The dataset we're going to analyze contains login and email send rates, categorized by email type, by user. These days it's simple to track email sends to opens to clicks and have the call to action in the email be a login. But what if not all your emails have a call to action? What are the affects of multiple emails and multiple email types on user logins? Can you maximize login rate by the type of email you send your users?

In this exercise, we'll take a look at three different types of emails and analyze their probabilities for a login.

In [ ]:

```
# import libraries
import pandas as pd
import statsmodels.api as sm
import pylab as pl
import numpy as np
```

In [ ]:

```
# load the data into a DataFrame
df = pd.read_csv('emails.csv')
```

In [31]:

```
# ensure that the dataset loaded successfully
print df.head()
```

In [32]:

```
# remove the user_id column since it's not needed for our regression
del df['user_id']
```

In [33]:

```
# print out some descriptive statistics to get a sense of the data
print df.describe()
```

Our independent variables are a measure of the number of emails a user received, categorized by the type of email. But what if the independent variable contains category types? For example, what if we had an independent cateogry called `prestige`

that describes the prestige of the college a student is admitted into? Data within `prestige`

is a number between one and four, indicating the level of prestige for a given college. Our logit regression won't know how to deal with the numbers 1 to 4, so we would need to separate `prestige`

into four independent variables, with 1s and 0s for each prestige level. This way a student would be given a 1 or 0 for the variables `prestige_1`

, `prestige_2`

, `prestige_3`

, and `prestige_4`

.

Fortuntely, this is easy using `pandas`

. We can use the `get_dummies`

function to create a new `DataFrame`

that breaks `prestige`

up into four columns with binary values for each category.

For more information, go here: http://blog.yhat.com/posts/logistic-regression-python-rodeo.html

In [34]:

```
# since we're using statsmodels, we need to manually add the intercept
df['intercept'] = 1.0
```

In [36]:

```
# identify the independent variables
ind_vars = df.columns[1:]
# train on dependent variables
logit = sm.Logit(df['login'], df[ind_vars])
# fit the model and print out the output summary
result = logit.fit()
print result.summary()
```

The output gives you a breakdown of the input parameters and output analysis. A sanity check reveils that the dependent variable was login and that there were over 1 million observations. We also see the list of independent variables (email types), their coefficients, significance, and confidence interval.

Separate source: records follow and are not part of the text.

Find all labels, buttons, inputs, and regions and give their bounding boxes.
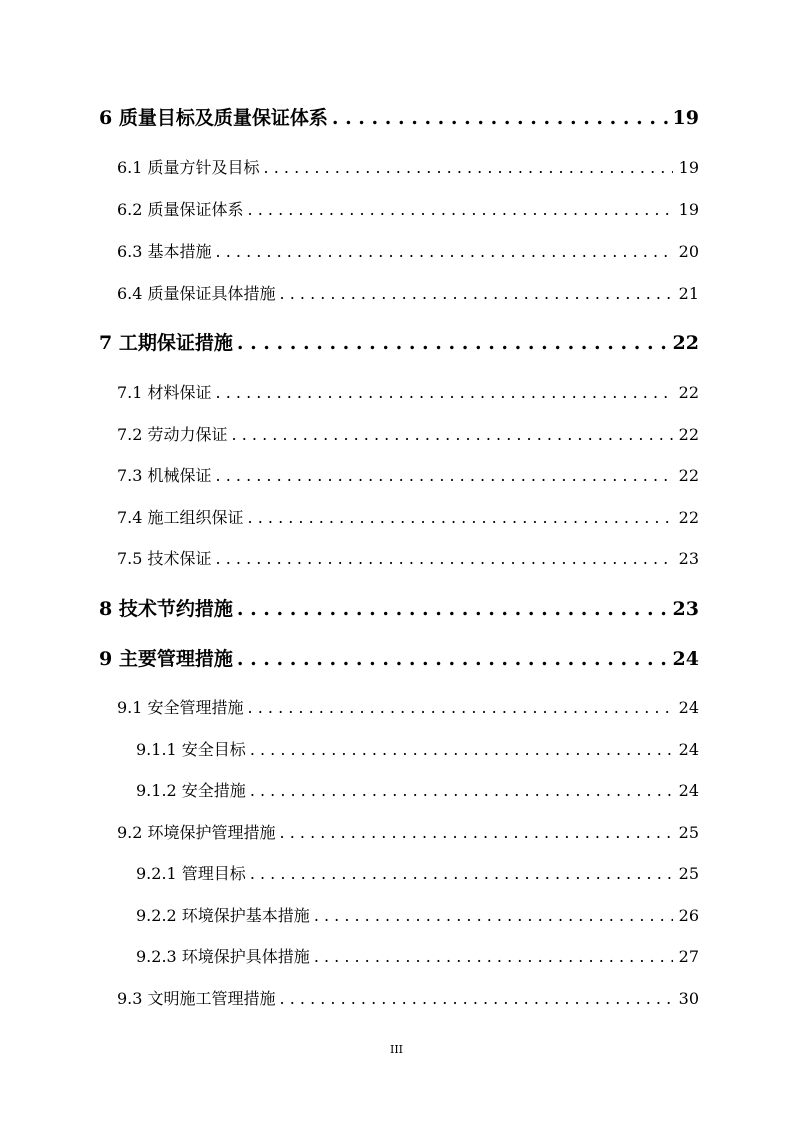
toc-entry-title: 9.1 安全管理措施	[117, 698, 244, 717]
toc-entry-page: 20	[678, 242, 699, 261]
toc-entry-title: 6.3 基本措施	[117, 242, 212, 261]
toc-entry-9-1[interactable]	[117, 695, 699, 718]
toc-entry-page: 23	[678, 549, 699, 568]
toc-entry-title: 8 技术节约措施	[99, 598, 233, 620]
toc-entry-title: 9.2.1 管理目标	[136, 864, 246, 883]
toc-entry-title: 6.4 质量保证具体措施	[117, 284, 276, 303]
toc-entry-7[interactable]	[99, 328, 699, 355]
toc-entry-6-1[interactable]	[117, 155, 699, 178]
toc-entry-9-1-2[interactable]	[136, 778, 699, 801]
toc-entry-7-4[interactable]	[117, 505, 699, 528]
dot-leader	[310, 906, 673, 925]
dot-leader	[212, 466, 673, 485]
toc-entry-title: 9 主要管理措施	[99, 648, 233, 670]
toc-entry-6[interactable]	[99, 103, 699, 130]
toc-entry-title: 7 工期保证措施	[99, 332, 233, 354]
toc-entry-9-1-1[interactable]	[136, 737, 699, 760]
toc-entry-page: 26	[678, 906, 699, 925]
toc-entry-title: 7.4 施工组织保证	[117, 508, 244, 527]
toc-entry-7-3[interactable]	[117, 463, 699, 486]
toc-entry-page: 19	[678, 200, 699, 219]
dot-leader	[276, 823, 673, 842]
toc-entry-7-2[interactable]	[117, 422, 699, 445]
dot-leader	[233, 598, 673, 620]
toc-entry-page: 19	[678, 158, 699, 177]
page-number: III	[389, 1043, 404, 1056]
dot-leader	[212, 549, 673, 568]
toc-entry-9-2-2[interactable]	[136, 903, 699, 926]
toc-entry-9-2-3[interactable]	[136, 944, 699, 967]
toc-entry-title: 7.2 劳动力保证	[117, 425, 228, 444]
toc-entry-page: 22	[678, 425, 699, 444]
toc-entry-6-4[interactable]	[117, 281, 699, 304]
toc-entry-page: 22	[672, 332, 699, 354]
dot-leader	[212, 383, 673, 402]
toc-entry-title: 9.2.2 环境保护基本措施	[136, 906, 310, 925]
dot-leader	[260, 158, 673, 177]
dot-leader	[328, 107, 673, 129]
toc-entry-page: 22	[678, 383, 699, 402]
dot-leader	[276, 989, 673, 1008]
toc-entry-page: 25	[678, 823, 699, 842]
dot-leader	[276, 284, 673, 303]
toc-entry-page: 21	[678, 284, 699, 303]
toc-entry-6-2[interactable]	[117, 197, 699, 220]
dot-leader	[212, 242, 673, 261]
dot-leader	[244, 508, 673, 527]
toc-entry-title: 9.3 文明施工管理措施	[117, 989, 276, 1008]
toc-entry-9-2[interactable]	[117, 820, 699, 843]
toc-entry-page: 22	[678, 508, 699, 527]
dot-leader	[244, 200, 673, 219]
dot-leader	[228, 425, 673, 444]
toc-entry-8[interactable]	[99, 594, 699, 621]
toc-entry-title: 9.1.2 安全措施	[136, 781, 246, 800]
toc-entry-page: 22	[678, 466, 699, 485]
dot-leader	[246, 781, 673, 800]
toc-entry-title: 9.2 环境保护管理措施	[117, 823, 276, 842]
toc-entry-9-3[interactable]	[117, 986, 699, 1009]
dot-leader	[310, 947, 673, 966]
toc-entry-title: 7.5 技术保证	[117, 549, 212, 568]
toc-entry-9-2-1[interactable]	[136, 861, 699, 884]
dot-leader	[233, 648, 673, 670]
dot-leader	[246, 740, 673, 759]
toc-entry-page: 24	[678, 698, 699, 717]
toc-entry-title: 7.1 材料保证	[117, 383, 212, 402]
toc-entry-page: 23	[672, 598, 699, 620]
toc-entry-page: 27	[678, 947, 699, 966]
dot-leader	[233, 332, 673, 354]
toc-entry-title: 6 质量目标及质量保证体系	[99, 107, 328, 129]
toc-entry-page: 19	[672, 107, 699, 129]
toc-entry-6-3[interactable]	[117, 239, 699, 262]
toc-entry-page: 24	[678, 740, 699, 759]
toc-entry-title: 9.2.3 环境保护具体措施	[136, 947, 310, 966]
toc-entry-title: 6.1 质量方针及目标	[117, 158, 260, 177]
toc-entry-page: 24	[672, 648, 699, 670]
toc-entry-title: 7.3 机械保证	[117, 466, 212, 485]
toc-entry-title: 6.2 质量保证体系	[117, 200, 244, 219]
toc-entry-7-1[interactable]	[117, 380, 699, 403]
dot-leader	[246, 864, 673, 883]
toc-entry-page: 24	[678, 781, 699, 800]
toc-entry-9[interactable]	[99, 644, 699, 671]
toc-entry-page: 30	[678, 989, 699, 1008]
toc-entry-page: 25	[678, 864, 699, 883]
toc-entry-title: 9.1.1 安全目标	[136, 740, 246, 759]
dot-leader	[244, 698, 673, 717]
toc-entry-7-5[interactable]	[117, 546, 699, 569]
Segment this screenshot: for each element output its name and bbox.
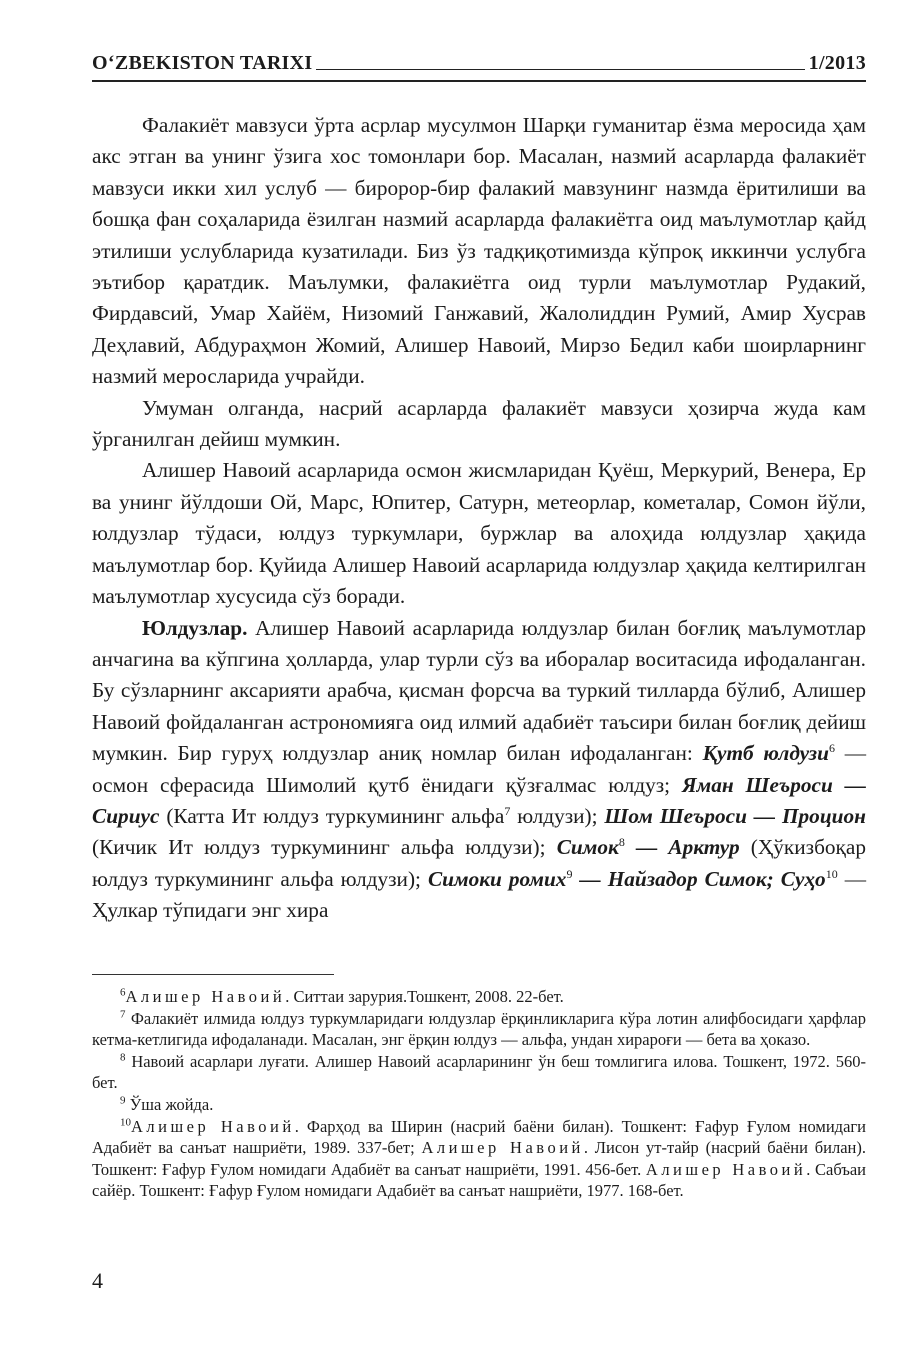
footnote-9 xyxy=(92,1094,866,1116)
footnote-author: Алишер Навоий xyxy=(125,987,286,1006)
paragraph-4 xyxy=(92,613,866,927)
footnote-separator xyxy=(92,974,334,975)
footnote-ref-6: 6 xyxy=(828,741,835,756)
footnote-author: Алишер Навоий xyxy=(645,1159,807,1179)
footnote-text: . Ситтаи зарурия.Тошкент, 2008. 22-бет. xyxy=(285,987,564,1006)
journal-title: O‘ZBEKISTON TARIXI xyxy=(92,52,313,74)
term-procyon: Шом Шеъроси — Процион xyxy=(604,803,866,828)
footnote-number: 7 xyxy=(120,1008,126,1021)
footnote-8 xyxy=(92,1051,866,1094)
header-line xyxy=(316,69,804,70)
term-suho: — Найзадор Симок; Суҳо xyxy=(572,866,826,891)
issue-number: 1/2013 xyxy=(808,52,866,74)
paragraph-3: Алишер Навоий асарларида осмон жисмларидан Қуёш, Меркурий, Венера, Ер ва унинг йўлдоши Ой, Марс, Юпитер, Сатурн, метеорлар, кометалар, Сомон йўли, юлдузлар тўдаси, юлдуз туркумлари, буржлар ва алоҳида юлдузлар ҳақида маълумотлар бор. Қуйида Алишер Навоий асарларида юлдузлар ҳақида келтирилган маълумотлар хусусида сўз боради. xyxy=(92,458,866,609)
footnote-number: 9 xyxy=(120,1094,126,1107)
footnote-text: . Лисон ут-тайр (насрий баёни билан). Тошкент: Ғафур Ғулом номидаги Адабиёт ва санъат нашриёти, 1991. 456-бет. xyxy=(92,1138,866,1179)
footnotes xyxy=(92,986,866,1202)
term-qutb-yulduzi: Қутб юлдузи xyxy=(702,741,829,766)
footnote-7 xyxy=(92,1008,866,1051)
footnote-10 xyxy=(92,1116,866,1202)
paragraph-4-text: юлдузи); xyxy=(510,803,605,828)
paragraph-1: Фалакиёт мавзуси ўрта асрлар мусулмон Шарқи гуманитар ёзма меросида ҳам акс этган ва унинг ўзига хос томонлари бор. Масалан, назмий асарларда фалакиёт мавзуси икки хил услуб — биророр-бир фалакий мавзунинг назмда ёритилиши ва бошқа фан соҳаларида ёзилган назмий асарларда фалакиётга оид маълумотлар қайд этилиши услубларида кузатилади. Биз ўз тадқиқотимизда кўпроқ иккинчи услубга эътибор қаратдик. Маълумки, фалакиётга оид турли маълумотлар Рудакий, Фирдавсий, Умар Хайём, Низомий Ганжавий, Жалолиддин Румий, Амир Хусрав Деҳлавий, Абдураҳмон Жомий, Алишер Навоий, Мирзо Бедил каби шоирларнинг назмий меросларида учрайди. xyxy=(92,113,866,389)
footnote-text: . Сабъаи сайёр. Тошкент: Ғафур Ғулом номидаги Адабиёт ва санъат нашриёти, 1977. 168-бет. xyxy=(92,1159,866,1201)
footnote-author: Алишер Навоий xyxy=(131,1116,295,1136)
footnote-number: 8 xyxy=(120,1051,126,1064)
footnote-6 xyxy=(92,986,866,1008)
running-header xyxy=(92,52,866,75)
footnote-text: Навоий асарлари луғати. Алишер Навоий асарларининг ўн беш томлигига илова. Тошкент, 1972. 560-бет. xyxy=(92,1051,866,1093)
footnote-ref-9: 9 xyxy=(566,866,573,881)
section-heading-stars: Юлдузлар. xyxy=(142,615,248,640)
paragraph-4-text: —Ҳулкар тўпидаги энг хира xyxy=(92,866,866,923)
term-simoki-romih: Симоки ромих xyxy=(427,866,567,891)
article-body xyxy=(92,110,866,927)
paragraph-2: Умуман олганда, насрий асарларда фалакиёт мавзуси ҳозирча жуда кам ўрганилган дейиш мумкин. xyxy=(92,395,866,452)
footnote-ref-10: 10 xyxy=(825,866,838,881)
footnote-text: . Фарҳод ва Ширин (насрий баёни билан). Тошкент: Ғафур Ғулом номидаги Адабиёт ва санъат нашриёти, 1989. 337-бет; xyxy=(92,1116,866,1158)
paragraph-4-text: Алишер Навоий асарларида юлдузлар билан боғлиқ маълумотлар анчагина ва кўпгина ҳолларда, улар турли сўз ва иборалар воситасида ифодаланган. Бу сўзларнинг аксарияти арабча, қисман форсча ва туркий тилларда бўлиб, Алишер Навоий фойдаланган астрономияга оид илмий адабиёт таъсири билан боғлиқ дейиш мумкин. Бир гуруҳ юлдузлар аниқ номлар билан ифодаланган: xyxy=(92,615,866,766)
paragraph-4-text: (Катта Ит юлдуз туркумининг альфа xyxy=(159,803,505,828)
paragraph-4-text: (Кичик Ит юлдуз туркумининг альфа юлдузи); xyxy=(92,835,557,860)
footnote-text: Фалакиёт илмида юлдуз туркумларидаги юлдузлар ёрқинликларига кўра лотин алифбосидаги ҳарфлар кетма-кетлигида ифодаланади. Масалан, энг ёрқин юлдуз — альфа, ундан хирароғи — бета ва ҳоказо. xyxy=(92,1008,866,1050)
term-sirius: Яман Шеъроси — Сириус xyxy=(92,772,866,828)
term-simok: Симок xyxy=(556,835,619,860)
footnote-ref-8: 8 xyxy=(618,835,625,850)
paragraph-4-text: (Ҳўкизбоқар юлдуз туркумининг альфа юлдузи); xyxy=(92,835,866,891)
header-rule xyxy=(92,80,866,82)
paragraph-4-text: — осмон сферасида Шимолий қутб ёнидаги қўзғалмас юлдуз; xyxy=(92,741,867,797)
term-arcturus: — Арктур xyxy=(624,835,740,860)
page-number: 4 xyxy=(92,1268,103,1293)
footnote-ref-7: 7 xyxy=(504,803,511,818)
footnote-number: 6 xyxy=(120,986,126,999)
footnote-text: Ўша жойда. xyxy=(125,1094,214,1114)
footnote-number: 10 xyxy=(120,1116,131,1129)
footnote-author: Алишер Навоий xyxy=(421,1138,584,1158)
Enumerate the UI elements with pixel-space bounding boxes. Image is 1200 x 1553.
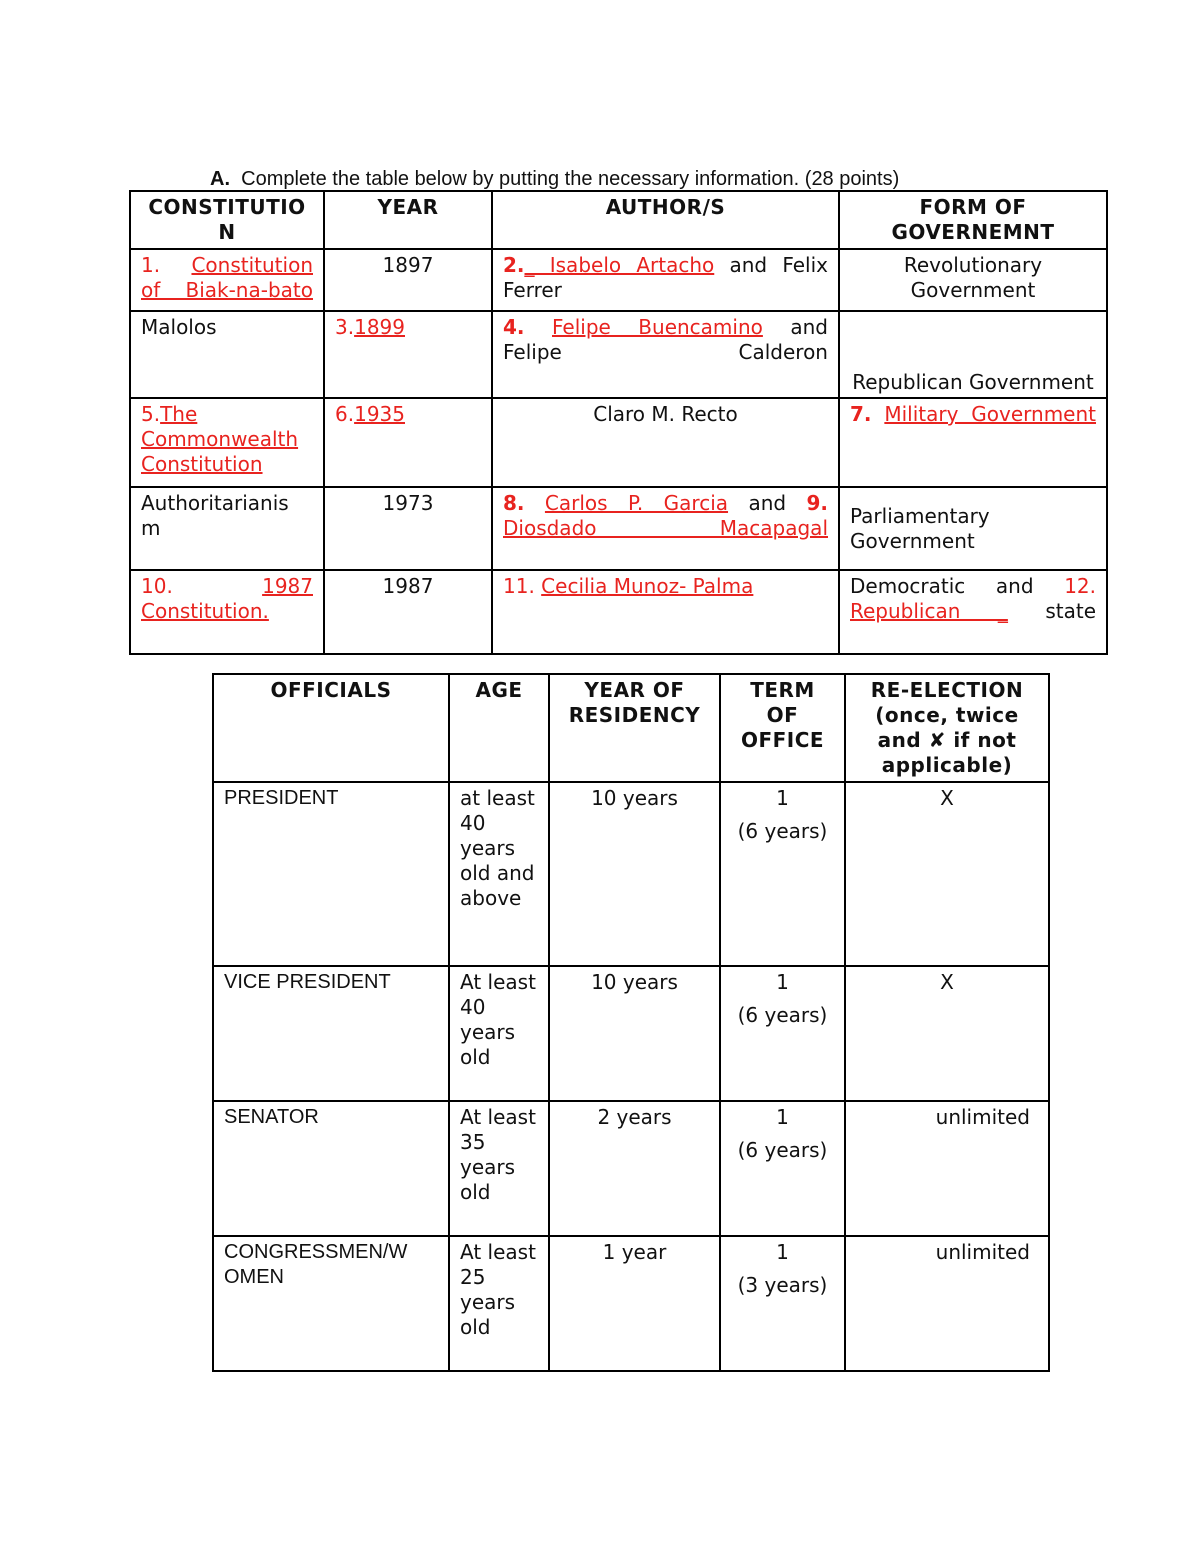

It's difficult to make sense of the coefficients because it's presented as the coefficients for the natural log of the odds ratio:

```
ln[p/(1-p)] = a + BX + e
```

So in order to better understand how a one unit increase or decrease in email type affects the odds of a user logging in, we'll need to take the exponential of the coefficients:

```
[p/(1-p)] = exp(a + BX + e)
```

Let's also add in the confidence interval so that we have an understanding of the range of values.

In [37]:

```
# output the odds ratios and 95% CI
conf = result.conf_int()
conf['odds_ratio'] = result.params
conf.columns = ['2.5%', '97.5%', 'odds_ratio']
print np.exp(conf)
```

So what does our results mean? What does a 0.999 odds ratio coefficient for welcome emails mean?

**Odds Ratios [p/(1-p)]**
The odds ratio is the probability of event occuring divided by the probability of event not occuring

- welcome email: 0.99 = 1/1 = so the probability of a welcome email leading to a user login is 50%
- newsletter email: 1.09 = 1/1 = so the probabilty of a newsletter leading to a user login is 50%
- targeted email: 1.4 = 7/5 = so the probabilty of a targeted email leading to a user login is 58%

**Confidence Interval**
The confidence interval gives us an idea of the range of values we can expect (or how confidence we are that the odds ratio is within the calculated range).

**Signifiance (P-value)**
The logit results indicated that welcome emails had a `p-value`

of 0.05. This means that if the welcome emails had no effect on login, we'd obtain similar user behavior in 5% of our data due to random sampling error. The same logic applies to the other variables.